Парень в очках прямо у афиши, не стесняясь, доложил в «трубу» обстановку и бросился за угол. Мы выехали на площадь Искусств, и красная «восьмерка» тут же пристроилась за нами. Константин, покашливая, ждал, когда я поинтересуюсь его достижениями, но я молчал, настроение у меня было мрачное. И тогда он сам взял мою руку и крепко пожал.
– Если бы не ты, мне бы и в голову такое не пришло! У тебя волчий нюх, советник! У тебя большое будущее! Твою «Тайную историю России» я издам на свои деньги! Если, конечно, ты закончишь свой фундаментальный труд и не сопьешься по дороге.
Он смеялся, а я молчал. И тогда он, не дожидаясь вопросов, сам объяснил свой визит в «Европейскую».

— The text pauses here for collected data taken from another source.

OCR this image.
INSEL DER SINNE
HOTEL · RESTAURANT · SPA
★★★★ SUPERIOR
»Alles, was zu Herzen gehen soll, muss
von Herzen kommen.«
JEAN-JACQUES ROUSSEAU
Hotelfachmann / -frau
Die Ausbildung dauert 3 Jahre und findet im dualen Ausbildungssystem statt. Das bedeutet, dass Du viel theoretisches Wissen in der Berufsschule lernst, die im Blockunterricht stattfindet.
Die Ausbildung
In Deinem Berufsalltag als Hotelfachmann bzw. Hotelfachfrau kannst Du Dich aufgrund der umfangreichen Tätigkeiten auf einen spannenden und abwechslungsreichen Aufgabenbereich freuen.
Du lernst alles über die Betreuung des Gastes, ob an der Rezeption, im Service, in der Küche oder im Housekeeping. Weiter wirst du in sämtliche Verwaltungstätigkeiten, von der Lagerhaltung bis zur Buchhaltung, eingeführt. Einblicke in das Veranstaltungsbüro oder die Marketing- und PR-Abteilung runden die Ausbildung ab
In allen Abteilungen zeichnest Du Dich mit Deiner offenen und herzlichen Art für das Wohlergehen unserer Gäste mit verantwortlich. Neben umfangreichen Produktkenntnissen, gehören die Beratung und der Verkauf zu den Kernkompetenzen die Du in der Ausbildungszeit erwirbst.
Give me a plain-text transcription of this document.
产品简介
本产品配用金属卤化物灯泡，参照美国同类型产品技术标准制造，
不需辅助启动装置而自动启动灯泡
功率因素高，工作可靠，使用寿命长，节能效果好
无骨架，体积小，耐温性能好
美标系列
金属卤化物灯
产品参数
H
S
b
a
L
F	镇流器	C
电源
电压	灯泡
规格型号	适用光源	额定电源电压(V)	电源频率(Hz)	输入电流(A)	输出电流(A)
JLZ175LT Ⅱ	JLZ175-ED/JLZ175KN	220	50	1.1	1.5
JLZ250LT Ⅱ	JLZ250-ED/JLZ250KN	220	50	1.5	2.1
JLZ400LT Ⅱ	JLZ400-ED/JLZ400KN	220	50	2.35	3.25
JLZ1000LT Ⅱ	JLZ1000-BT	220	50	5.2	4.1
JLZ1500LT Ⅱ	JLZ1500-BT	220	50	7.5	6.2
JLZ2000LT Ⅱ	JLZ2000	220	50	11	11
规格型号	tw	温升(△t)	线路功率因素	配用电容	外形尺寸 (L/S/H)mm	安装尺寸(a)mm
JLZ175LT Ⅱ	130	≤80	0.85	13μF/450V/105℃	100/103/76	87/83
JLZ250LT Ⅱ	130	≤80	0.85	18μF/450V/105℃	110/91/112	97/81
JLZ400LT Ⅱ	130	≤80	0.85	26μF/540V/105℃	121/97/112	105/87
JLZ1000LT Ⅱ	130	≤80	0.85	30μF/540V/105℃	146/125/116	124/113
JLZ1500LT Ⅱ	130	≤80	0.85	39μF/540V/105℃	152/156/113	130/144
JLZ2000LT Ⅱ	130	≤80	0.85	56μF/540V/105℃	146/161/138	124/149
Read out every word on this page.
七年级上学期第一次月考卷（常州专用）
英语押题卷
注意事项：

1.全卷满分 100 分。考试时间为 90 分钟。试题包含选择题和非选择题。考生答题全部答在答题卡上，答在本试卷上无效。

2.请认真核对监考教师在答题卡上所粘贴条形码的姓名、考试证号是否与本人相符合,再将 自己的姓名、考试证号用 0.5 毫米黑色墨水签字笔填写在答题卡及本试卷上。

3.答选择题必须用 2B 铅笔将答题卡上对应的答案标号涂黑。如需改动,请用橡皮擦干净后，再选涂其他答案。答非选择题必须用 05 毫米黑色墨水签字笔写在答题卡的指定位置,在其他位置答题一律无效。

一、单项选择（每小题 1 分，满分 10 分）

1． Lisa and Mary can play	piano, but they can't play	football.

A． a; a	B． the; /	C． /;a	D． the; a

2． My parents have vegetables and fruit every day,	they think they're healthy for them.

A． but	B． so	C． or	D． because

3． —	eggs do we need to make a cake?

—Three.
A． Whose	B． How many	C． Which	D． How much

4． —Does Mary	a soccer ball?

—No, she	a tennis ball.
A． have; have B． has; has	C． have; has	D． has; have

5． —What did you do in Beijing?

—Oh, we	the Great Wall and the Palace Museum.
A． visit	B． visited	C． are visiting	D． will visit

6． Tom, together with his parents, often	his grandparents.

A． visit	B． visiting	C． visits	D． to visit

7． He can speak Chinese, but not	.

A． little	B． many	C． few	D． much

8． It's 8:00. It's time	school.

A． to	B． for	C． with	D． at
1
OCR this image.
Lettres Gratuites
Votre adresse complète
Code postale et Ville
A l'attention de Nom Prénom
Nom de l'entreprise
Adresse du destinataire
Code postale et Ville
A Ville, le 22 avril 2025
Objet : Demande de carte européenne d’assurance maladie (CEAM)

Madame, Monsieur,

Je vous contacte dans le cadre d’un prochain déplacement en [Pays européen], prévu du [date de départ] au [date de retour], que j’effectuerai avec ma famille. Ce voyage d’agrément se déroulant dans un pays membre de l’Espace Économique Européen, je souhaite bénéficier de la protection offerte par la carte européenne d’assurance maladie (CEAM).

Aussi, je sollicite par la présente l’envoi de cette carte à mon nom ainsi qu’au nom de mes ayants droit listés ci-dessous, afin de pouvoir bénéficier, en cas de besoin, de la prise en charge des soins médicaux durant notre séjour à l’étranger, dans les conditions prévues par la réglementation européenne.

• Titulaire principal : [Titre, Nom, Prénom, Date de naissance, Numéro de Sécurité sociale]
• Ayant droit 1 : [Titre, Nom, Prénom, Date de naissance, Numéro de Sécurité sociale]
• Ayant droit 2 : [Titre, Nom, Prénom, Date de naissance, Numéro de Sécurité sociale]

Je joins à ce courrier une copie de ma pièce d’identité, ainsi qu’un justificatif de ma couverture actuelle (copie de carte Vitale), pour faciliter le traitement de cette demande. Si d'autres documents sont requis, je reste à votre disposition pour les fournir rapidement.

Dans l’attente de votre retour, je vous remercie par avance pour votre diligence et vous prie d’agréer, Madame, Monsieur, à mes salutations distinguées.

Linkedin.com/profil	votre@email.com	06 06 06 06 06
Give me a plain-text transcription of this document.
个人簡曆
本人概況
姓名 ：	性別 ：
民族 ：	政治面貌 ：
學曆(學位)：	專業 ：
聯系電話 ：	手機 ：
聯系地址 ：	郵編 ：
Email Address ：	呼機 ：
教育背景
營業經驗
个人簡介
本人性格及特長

– Профессор постоянно только в «Европе» останавливается. На третьем этаже. В триста тринадцатом номере! В тринадцатом! Прикидываешь? С горничной третьего этажа, дамой приятной во всех отношениях, как говорится, они друзья. Он ей подарки из Парижа привозит. Ну, и мне ей кое-что приходится подкидывать… За информацию о деловом партнере, так сказать… Так вот! Слушай меня внимательно, Ивас-сик, и сознание не теряй. Итак! Информация первая: вчера профессор ушел из гостиницы в половине десятого утра! Ты подсчитываешь в уме? Это как раз после нашего звонка моему небольшому розовому другу… Информация вторая: вернулся он часа в два, к обеду, один, усталый, чем-то встревоженный… Но самое главное! Не падай, Ивас-сик. Вечером он своей знакомой горничной брошку подарил! Ты слышишь? Она и сейчас в ней сидит. Я ее разглядел внимательно. Красивая вещица. Зеленый камешек, а вокруг алмазная крошка. А на обратной стороне, на булавочке, фирменный знак «Фаберже». Прикидываешь? Не теряй сознания, Ивас-сик! А то тебя откачать нечем. Волшебный напиток мы дома, к сожалению, оставили… Не жалей, Ивас-сик! Сейчас на катере все компенсируем! За здоровье равноапостольного Константина и матери его Елены!
Я его почти не слушал, я думал о «тринадцатой странице».